David Park · Staff SRE·updated 2mo ago·Open in GitHub

PM-2026-02-14: payments-svc Stripe webhook retry storm

Severity: SEV2 Duration: 32 minutes (3:00 PM – 3:32 PM PT) Customer impact: P95 latency 4x baseline for payments-related operations. No data loss. No double-charges.

Timeline

2:48 PM — Stripe internal incident (per their status page).
3:00 PM — Their replay traffic hits our webhook endpoint. Queue depth balloons from <100 to 14k in ~12 min. PagerDuty fires.
3:04 PM — David ack'd. Aisha joined.
3:08 PM — Marco proposed pod restart. Rejected by David — that's how we caused the Apr 2025 double-charge incident.
3:09 PM — David bumps payments-svc HPA max from 12 to 24.
3:18 PM — Queue draining.
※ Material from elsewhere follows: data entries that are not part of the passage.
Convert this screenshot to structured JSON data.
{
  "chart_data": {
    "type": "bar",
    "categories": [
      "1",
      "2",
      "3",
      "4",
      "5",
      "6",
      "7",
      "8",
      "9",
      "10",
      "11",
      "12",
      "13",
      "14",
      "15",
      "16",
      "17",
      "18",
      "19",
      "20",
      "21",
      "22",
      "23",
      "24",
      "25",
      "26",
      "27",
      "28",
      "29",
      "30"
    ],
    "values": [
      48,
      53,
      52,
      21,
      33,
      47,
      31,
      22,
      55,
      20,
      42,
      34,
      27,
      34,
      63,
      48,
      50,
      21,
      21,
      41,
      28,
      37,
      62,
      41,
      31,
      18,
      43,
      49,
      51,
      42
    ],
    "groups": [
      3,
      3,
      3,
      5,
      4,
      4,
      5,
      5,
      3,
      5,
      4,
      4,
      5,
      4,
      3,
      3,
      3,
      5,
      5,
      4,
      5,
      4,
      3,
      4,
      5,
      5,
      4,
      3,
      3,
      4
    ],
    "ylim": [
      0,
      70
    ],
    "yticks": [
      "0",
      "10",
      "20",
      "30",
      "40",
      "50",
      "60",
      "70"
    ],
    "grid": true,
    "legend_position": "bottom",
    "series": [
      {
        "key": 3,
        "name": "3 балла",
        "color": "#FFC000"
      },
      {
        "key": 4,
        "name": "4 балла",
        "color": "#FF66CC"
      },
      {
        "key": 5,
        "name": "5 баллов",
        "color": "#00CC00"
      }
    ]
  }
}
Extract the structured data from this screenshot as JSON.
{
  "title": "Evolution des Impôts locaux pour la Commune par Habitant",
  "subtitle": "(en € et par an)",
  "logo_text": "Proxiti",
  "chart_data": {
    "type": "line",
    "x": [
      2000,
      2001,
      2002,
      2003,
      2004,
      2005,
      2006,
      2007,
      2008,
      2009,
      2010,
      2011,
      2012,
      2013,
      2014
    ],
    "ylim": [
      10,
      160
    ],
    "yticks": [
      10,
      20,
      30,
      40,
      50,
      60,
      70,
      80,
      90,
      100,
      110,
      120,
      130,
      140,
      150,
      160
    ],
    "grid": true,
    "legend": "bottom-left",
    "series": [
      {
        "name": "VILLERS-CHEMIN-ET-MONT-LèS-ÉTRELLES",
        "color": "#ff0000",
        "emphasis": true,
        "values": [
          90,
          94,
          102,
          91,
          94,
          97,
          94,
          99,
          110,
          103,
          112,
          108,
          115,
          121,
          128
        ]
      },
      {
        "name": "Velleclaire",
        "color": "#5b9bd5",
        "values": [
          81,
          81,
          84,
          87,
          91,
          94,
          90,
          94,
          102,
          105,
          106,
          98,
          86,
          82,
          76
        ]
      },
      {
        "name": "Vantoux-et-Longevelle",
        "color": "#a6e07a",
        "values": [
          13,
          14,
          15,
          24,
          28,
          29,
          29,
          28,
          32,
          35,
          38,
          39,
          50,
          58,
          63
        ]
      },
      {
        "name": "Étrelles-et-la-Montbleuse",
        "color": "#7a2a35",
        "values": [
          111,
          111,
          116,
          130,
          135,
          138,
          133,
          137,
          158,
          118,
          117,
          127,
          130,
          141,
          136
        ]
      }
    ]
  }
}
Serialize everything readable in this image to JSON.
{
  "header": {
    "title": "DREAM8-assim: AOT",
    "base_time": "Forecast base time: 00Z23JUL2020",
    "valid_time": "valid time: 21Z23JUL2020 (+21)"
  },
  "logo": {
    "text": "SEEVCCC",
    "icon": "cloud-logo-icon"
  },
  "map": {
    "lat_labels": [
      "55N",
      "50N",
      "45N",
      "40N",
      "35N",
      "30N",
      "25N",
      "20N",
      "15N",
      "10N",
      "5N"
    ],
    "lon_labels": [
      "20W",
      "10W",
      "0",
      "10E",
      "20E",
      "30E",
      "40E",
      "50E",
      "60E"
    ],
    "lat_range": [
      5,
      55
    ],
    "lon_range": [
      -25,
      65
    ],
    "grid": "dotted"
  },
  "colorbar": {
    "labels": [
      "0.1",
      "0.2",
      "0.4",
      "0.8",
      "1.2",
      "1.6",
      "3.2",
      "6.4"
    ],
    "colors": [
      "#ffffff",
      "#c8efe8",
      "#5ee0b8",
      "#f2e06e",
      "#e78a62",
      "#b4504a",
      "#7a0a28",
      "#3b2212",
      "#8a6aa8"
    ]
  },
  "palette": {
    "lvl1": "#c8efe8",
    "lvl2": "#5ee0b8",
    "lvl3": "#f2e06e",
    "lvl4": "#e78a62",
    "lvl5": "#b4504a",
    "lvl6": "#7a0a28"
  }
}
P95 normalizing.
3:32 PM — Resolved.

Root cause

Our HPA was tuned for steady-state load, not retry storms. We had 12 pods and the queue work-stealing pattern saturates around 800 webhooks/sec/pod. Stripe sent us ~1100/sec sustained for ~12 min.

What went well

David caught the pod-restart proposal before it shipped. This saved us from a customer-impacting incident.
HPA bump applied cleanly, drain was orderly.

What didn't

Our HPA max was too low. Should be tuned for 4x baseline, not 1.5x.
Our runbook didn't have a "what to do on a retry storm" section — just generic latency.

Action items

Bump payments-svc HPA max to 32 (David, done 2026-02-15).
Add "retry storm" section to incident runbook (David, done 2026-02-17).
Implement PagerDuty alert for queue depth > 5k (Aisha, due 2026-03-01).
Codify "do not restart payments-svc pods" as a runbook hard rule (David, done 2026-02-17).

Lessons

Hard rule: Do NOT restart payments-svc pods to clear queue depth. Scale out instead.
Hard rule: Anything > 5k queue depth → page on-call.